Die Hütte voll Jazz: Festival in Waidhofen an der Thaya. Bild: Andreas Biedermann

Die Hütte voll Jazz: Festival in Waidhofen an der Thaya. Bild: Andreas Biedermann

Nach dem Konzert in den Wohnwagen

Natur und Jazz, sie vertragen sich bestens in Waidhofen an der Thaya in Niederösterreich. Zum 38. Mal findet die komprimierte Konzertreihe statt.

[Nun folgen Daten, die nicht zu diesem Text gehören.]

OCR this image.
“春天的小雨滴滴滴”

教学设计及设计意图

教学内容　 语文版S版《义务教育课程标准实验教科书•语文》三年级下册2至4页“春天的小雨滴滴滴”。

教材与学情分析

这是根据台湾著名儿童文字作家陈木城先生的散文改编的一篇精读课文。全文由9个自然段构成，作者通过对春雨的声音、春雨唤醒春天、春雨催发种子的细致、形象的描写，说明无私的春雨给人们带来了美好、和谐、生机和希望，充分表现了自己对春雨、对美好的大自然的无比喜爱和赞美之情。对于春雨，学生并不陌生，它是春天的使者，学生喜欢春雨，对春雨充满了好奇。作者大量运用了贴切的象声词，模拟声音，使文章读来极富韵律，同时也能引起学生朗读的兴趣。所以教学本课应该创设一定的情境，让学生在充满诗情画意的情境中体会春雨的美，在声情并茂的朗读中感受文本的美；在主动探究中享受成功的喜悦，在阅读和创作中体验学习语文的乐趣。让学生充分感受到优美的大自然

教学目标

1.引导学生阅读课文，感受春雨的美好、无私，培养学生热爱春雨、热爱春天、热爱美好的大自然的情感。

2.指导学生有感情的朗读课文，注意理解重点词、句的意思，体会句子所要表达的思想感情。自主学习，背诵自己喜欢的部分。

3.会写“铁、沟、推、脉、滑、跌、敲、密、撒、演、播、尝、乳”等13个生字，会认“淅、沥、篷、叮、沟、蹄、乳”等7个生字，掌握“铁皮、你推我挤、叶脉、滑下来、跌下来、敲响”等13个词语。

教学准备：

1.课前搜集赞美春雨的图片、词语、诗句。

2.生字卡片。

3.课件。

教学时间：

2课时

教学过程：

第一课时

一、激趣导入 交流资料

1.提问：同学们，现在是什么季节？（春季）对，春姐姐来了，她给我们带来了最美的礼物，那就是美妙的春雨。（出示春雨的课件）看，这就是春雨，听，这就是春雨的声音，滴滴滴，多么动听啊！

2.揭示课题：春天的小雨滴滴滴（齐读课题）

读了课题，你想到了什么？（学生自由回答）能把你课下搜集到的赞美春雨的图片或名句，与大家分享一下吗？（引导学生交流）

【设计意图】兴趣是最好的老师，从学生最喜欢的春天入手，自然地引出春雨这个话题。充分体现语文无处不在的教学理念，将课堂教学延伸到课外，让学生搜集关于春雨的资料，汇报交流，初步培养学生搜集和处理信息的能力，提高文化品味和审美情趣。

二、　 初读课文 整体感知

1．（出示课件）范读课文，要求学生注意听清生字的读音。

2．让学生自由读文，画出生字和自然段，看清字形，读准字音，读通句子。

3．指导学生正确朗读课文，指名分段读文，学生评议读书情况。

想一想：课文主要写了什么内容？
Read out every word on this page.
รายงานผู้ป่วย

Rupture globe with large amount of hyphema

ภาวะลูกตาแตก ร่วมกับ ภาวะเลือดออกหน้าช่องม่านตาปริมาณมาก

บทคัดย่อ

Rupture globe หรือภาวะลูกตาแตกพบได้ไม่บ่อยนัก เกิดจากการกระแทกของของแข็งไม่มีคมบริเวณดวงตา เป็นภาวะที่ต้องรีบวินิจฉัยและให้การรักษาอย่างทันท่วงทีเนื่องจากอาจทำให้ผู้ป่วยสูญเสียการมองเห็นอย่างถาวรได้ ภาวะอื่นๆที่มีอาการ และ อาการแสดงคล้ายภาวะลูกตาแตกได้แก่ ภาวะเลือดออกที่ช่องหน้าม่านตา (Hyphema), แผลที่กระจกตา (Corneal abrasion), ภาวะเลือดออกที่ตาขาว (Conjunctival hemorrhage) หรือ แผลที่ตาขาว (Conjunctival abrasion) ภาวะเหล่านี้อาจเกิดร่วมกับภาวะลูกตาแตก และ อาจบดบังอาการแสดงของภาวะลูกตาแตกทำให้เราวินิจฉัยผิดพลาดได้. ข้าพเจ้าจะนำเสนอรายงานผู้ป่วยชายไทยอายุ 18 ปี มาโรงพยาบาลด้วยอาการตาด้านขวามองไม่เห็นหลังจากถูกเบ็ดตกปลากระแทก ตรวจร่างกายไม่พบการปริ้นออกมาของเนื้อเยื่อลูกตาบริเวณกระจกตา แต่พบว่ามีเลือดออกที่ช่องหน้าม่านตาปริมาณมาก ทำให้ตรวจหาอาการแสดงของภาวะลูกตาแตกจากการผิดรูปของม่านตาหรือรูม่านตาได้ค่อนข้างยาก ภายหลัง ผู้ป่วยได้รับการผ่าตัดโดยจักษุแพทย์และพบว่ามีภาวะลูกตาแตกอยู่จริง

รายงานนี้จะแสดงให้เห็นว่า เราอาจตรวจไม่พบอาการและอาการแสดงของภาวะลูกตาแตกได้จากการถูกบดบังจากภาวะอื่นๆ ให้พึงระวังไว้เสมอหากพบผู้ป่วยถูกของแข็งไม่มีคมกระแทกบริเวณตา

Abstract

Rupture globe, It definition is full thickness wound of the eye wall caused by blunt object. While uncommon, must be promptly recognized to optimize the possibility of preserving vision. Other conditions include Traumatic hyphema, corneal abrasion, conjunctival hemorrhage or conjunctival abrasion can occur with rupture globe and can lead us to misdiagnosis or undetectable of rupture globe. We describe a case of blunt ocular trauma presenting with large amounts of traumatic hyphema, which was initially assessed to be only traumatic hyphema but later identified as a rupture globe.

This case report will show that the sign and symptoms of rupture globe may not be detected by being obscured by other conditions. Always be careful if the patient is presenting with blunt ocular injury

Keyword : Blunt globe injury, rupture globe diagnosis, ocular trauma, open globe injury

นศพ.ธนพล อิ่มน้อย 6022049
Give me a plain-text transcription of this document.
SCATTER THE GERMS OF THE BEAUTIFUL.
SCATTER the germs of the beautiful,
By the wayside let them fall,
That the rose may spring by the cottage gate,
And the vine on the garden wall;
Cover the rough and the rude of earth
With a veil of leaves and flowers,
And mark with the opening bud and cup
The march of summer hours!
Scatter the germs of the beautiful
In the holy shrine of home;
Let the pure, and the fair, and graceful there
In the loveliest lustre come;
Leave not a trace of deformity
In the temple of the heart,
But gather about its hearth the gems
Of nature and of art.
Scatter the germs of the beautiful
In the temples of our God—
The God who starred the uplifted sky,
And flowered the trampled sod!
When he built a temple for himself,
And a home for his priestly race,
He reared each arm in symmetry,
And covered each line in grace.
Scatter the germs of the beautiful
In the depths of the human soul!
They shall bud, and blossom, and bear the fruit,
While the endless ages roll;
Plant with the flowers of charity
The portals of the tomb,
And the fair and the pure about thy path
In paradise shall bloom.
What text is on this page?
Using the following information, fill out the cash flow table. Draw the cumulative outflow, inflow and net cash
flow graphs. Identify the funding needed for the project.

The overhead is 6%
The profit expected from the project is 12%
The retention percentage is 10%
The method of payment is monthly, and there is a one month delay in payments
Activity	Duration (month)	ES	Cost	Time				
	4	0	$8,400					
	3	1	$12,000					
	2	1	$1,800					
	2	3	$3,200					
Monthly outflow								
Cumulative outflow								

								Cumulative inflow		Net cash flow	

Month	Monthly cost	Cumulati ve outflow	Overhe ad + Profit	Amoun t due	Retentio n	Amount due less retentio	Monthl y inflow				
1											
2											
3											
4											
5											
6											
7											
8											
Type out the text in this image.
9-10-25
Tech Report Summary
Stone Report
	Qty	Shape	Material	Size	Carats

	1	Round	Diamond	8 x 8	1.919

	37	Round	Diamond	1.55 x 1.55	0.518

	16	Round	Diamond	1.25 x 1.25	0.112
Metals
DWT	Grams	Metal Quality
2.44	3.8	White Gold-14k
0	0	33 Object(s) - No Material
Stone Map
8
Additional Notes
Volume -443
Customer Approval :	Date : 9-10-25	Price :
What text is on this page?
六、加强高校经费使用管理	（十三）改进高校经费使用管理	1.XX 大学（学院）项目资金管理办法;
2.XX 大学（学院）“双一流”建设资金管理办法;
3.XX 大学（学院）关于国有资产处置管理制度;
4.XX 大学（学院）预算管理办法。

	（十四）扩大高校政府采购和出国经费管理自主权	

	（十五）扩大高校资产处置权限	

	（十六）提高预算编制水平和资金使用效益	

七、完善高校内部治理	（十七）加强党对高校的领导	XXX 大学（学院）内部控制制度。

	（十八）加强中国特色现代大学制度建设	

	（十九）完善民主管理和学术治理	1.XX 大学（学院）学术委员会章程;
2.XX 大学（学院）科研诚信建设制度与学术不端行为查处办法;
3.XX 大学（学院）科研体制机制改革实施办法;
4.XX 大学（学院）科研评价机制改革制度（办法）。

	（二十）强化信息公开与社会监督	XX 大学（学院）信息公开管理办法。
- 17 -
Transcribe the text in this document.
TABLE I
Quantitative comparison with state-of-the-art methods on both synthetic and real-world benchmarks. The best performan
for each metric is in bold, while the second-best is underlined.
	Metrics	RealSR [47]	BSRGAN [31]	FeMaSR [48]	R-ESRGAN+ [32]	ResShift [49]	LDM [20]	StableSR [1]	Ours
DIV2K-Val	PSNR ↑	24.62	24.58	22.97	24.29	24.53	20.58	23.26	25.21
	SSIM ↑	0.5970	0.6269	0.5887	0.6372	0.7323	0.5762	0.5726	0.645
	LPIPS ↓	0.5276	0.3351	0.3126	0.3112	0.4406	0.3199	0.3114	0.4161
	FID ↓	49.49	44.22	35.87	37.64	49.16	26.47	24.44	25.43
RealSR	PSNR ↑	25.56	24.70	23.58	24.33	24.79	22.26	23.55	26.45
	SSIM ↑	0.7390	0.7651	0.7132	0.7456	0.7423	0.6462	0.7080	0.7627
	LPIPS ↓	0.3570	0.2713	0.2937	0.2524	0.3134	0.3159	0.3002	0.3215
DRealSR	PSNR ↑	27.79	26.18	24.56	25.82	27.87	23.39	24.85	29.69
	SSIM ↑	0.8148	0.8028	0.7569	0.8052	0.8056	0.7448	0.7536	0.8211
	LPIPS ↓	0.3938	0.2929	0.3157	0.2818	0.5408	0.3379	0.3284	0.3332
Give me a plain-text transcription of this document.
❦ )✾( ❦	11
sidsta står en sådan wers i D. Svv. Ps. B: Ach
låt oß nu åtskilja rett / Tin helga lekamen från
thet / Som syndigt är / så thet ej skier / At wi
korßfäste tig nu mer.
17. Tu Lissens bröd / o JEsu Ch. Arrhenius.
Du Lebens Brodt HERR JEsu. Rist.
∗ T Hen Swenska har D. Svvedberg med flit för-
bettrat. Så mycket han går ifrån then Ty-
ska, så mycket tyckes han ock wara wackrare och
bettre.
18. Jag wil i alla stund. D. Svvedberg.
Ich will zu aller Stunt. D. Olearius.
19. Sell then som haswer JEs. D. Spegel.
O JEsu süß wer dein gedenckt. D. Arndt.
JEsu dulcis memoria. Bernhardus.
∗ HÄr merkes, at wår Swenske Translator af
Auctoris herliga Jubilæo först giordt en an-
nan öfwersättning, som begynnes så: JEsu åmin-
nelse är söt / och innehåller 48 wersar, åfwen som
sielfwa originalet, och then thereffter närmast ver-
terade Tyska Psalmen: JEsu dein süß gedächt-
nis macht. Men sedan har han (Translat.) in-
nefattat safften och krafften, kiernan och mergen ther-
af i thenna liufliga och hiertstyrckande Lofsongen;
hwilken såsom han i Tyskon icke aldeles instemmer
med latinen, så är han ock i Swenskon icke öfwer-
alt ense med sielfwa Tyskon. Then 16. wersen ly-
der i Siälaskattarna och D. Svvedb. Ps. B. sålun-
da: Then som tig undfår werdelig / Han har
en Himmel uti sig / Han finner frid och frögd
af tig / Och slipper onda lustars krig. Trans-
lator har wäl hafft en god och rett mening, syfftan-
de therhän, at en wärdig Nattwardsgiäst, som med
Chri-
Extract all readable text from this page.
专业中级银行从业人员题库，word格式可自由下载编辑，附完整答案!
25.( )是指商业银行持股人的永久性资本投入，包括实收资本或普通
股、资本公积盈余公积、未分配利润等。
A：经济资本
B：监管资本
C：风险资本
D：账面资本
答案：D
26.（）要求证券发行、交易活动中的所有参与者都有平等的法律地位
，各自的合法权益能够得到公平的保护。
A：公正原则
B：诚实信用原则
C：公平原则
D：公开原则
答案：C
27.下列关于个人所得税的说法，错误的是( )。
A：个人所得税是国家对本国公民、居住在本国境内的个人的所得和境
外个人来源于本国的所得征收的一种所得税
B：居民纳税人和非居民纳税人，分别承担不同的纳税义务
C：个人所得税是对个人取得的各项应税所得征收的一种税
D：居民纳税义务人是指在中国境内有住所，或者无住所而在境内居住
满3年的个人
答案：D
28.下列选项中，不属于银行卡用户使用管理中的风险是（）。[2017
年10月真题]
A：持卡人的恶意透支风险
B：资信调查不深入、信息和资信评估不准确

Am letzten Tag im Juni beginnt das dreitägige internationale Festival in Waidhofen an der Thaya in Niederösterreich und geht in sein 38. Jahr. Die häufigste Diagnose in diesem Fall sind Verschleißerscheinungen, programmatische Verirrungen, finanztechnische Probleme, Besucherrückgang und Motivationsdefizite des Veranstalters. 

Interessanterweise scheinen in Waidhofen standhafte Eckpfeiler vorhanden zu sein, welche die oben genannten Punkte als eher marginale Probleme erscheinen lassen. Die fundierten Säulen dafür sind ein wunderschönes Festivalgelände mit Campingplatz und dem angrenzenden Thayafluss. Relaxen und die Seele baumeln lassen - das waren bereits Slogans in den Anfängen des Festivals und gelten unverändert auch heute noch.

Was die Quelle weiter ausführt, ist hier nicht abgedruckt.